2e rapport, 1re partie : Entre fétichisation sexuelle et dénigrement physique : les stéréotypes coloniaux sur le corps des femmes noires et leurs conséquences violentes

Les processus de la traite transatlantique et de la colonisation sont intimement liés aux développement des  théories raciales qui établissent notamment une supériorité « naturelle » de l'homme blanc et attribuent aux populations africaines une nature « primitive ». La sexualité, en particulier celle des femmes, fait l'objet de discours scientifiques et d'écrits de philosophes, écrivains et voyageurs européens. Au sein de ces imaginaires coloniaux, le corps des femmes africaines est représenté à travers divers fantasmes, oscillant entre un exotisme hypersexualisé et une répulsion envers une forme d'altérité jugée « monstrueuse ».  Ainsi, tout au long de la période d'impérialisme européen, les femmes noires sont perçues aux yeux des Européens comme des êtres impudiques et sexuellement disponibles. Elles incarnent des fantasmes sexuels, qui se matérialisent dès le 19e siècle, par une production massive d'images, de cartes postales coloniales érotiques et pornographiques, qui circulent entre les colonies et la métropole. Largement diffusées, ces images participent à construire l'idée du corps noir féminin comme un objet naturellement à disposition du désir masculin blanc.

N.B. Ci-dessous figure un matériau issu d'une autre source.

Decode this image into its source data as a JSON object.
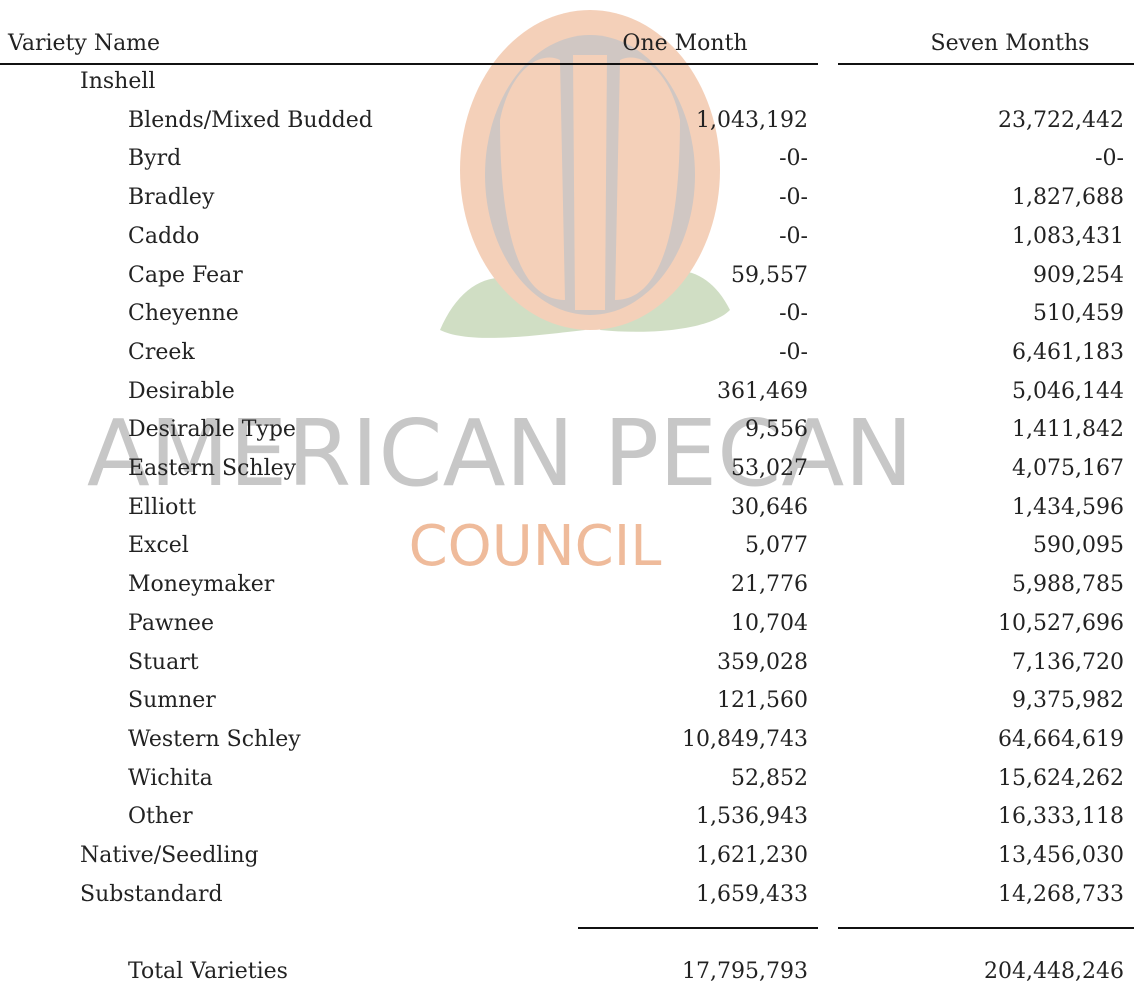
{
  "watermark": {
    "line1": "AMERICAN PECAN",
    "line2": "COUNCIL"
  },
  "table": {
    "columns": [
      "Variety Name",
      "One Month",
      "Seven Months"
    ],
    "rows": [
      {
        "label": "Inshell",
        "level": 1,
        "one_month": null,
        "seven_months": null
      },
      {
        "label": "Blends/Mixed Budded",
        "level": 2,
        "one_month": "1,043,192",
        "seven_months": "23,722,442"
      },
      {
        "label": "Byrd",
        "level": 2,
        "one_month": "-0-",
        "seven_months": "-0-"
      },
      {
        "label": "Bradley",
        "level": 2,
        "one_month": "-0-",
        "seven_months": "1,827,688"
      },
      {
        "label": "Caddo",
        "level": 2,
        "one_month": "-0-",
        "seven_months": "1,083,431"
      },
      {
        "label": "Cape Fear",
        "level": 2,
        "one_month": "59,557",
        "seven_months": "909,254"
      },
      {
        "label": "Cheyenne",
        "level": 2,
        "one_month": "-0-",
        "seven_months": "510,459"
      },
      {
        "label": "Creek",
        "level": 2,
        "one_month": "-0-",
        "seven_months": "6,461,183"
      },
      {
        "label": "Desirable",
        "level": 2,
        "one_month": "361,469",
        "seven_months": "5,046,144"
      },
      {
        "label": "Desirable Type",
        "level": 2,
        "one_month": "9,556",
        "seven_months": "1,411,842"
      },
      {
        "label": "Eastern Schley",
        "level": 2,
        "one_month": "53,027",
        "seven_months": "4,075,167"
      },
      {
        "label": "Elliott",
        "level": 2,
        "one_month": "30,646",
        "seven_months": "1,434,596"
      },
      {
        "label": "Excel",
        "level": 2,
        "one_month": "5,077",
        "seven_months": "590,095"
      },
      {
        "label": "Moneymaker",
        "level": 2,
        "one_month": "21,776",
        "seven_months": "5,988,785"
      },
      {
        "label": "Pawnee",
        "level": 2,
        "one_month": "10,704",
        "seven_months": "10,527,696"
      },
      {
        "label": "Stuart",
        "level": 2,
        "one_month": "359,028",
        "seven_months": "7,136,720"
      },
      {
        "label": "Sumner",
        "level": 2,
        "one_month": "121,560",
        "seven_months": "9,375,982"
      },
      {
        "label": "Western Schley",
        "level": 2,
        "one_month": "10,849,743",
        "seven_months": "64,664,619"
      },
      {
        "label": "Wichita",
        "level": 2,
        "one_month": "52,852",
        "seven_months": "15,624,262"
      },
      {
        "label": "Other",
        "level": 2,
        "one_month": "1,536,943",
        "seven_months": "16,333,118"
      },
      {
        "label": "Native/Seedling",
        "level": 1,
        "one_month": "1,621,230",
        "seven_months": "13,456,030"
      },
      {
        "label": "Substandard",
        "level": 1,
        "one_month": "1,659,433",
        "seven_months": "14,268,733"
      }
    ],
    "total": {
      "label": "Total Varieties",
      "one_month": "17,795,793",
      "seven_months": "204,448,246"
    }
  }
}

Cette fétichisation coexiste pourtant, de manière paradoxale, avec une dévalorisation des caractéristiques physiques des femmes noires. En effet, celles-ci sont également considérées comme laides, « primitives » et non conformes aux normes esthétiques occidentales. Les standards de beauté en Europe (en particulier en Europe centrale et du nord) au 19e et jusqu'au milieu du 20e siècle valorisent la peau claire, les cheveux lisses, les traits fins et la silhouette longiligne. Ces caractéristiques s'imposent comme l'idéal « universel » de la féminité. Les phénotypes décrits comme « africains » - peau foncée, cheveux crépus, morphologies généreuses etc. - sont alors associés à des attributs d'infériorité, voire de moindre humanité. La question de la beauté des femmes autochtones dans les colonies est ainsi discutée en termes civilisationnels par les scientifiques européens, leur prétendue laideur étant érigée en marqueur d'infériorité.  

Par ailleurs, les observateurs européens n'hésitent pas à établir des hiérarchies de beauté entre les femmes africaines : les femmes peules sont par exemple hissées en haut de l'échelle esthétique coloniale des Français, qui leur trouvent des ressemblances avec les caractéristiques physiques des Européennes. Dans la même logique, les colonisateurs font souvent l'éloge de la beauté des femmes métisses. Ces représentations coloniales, à la fois patriarcales et racialistes, ont ainsi engendré un double assujettissement du corps des femmes africaines : réduites simultanément à des objets de désir « exotiques » et discriminées pour leur « non-conformité » aux canons de beauté occidentaux.  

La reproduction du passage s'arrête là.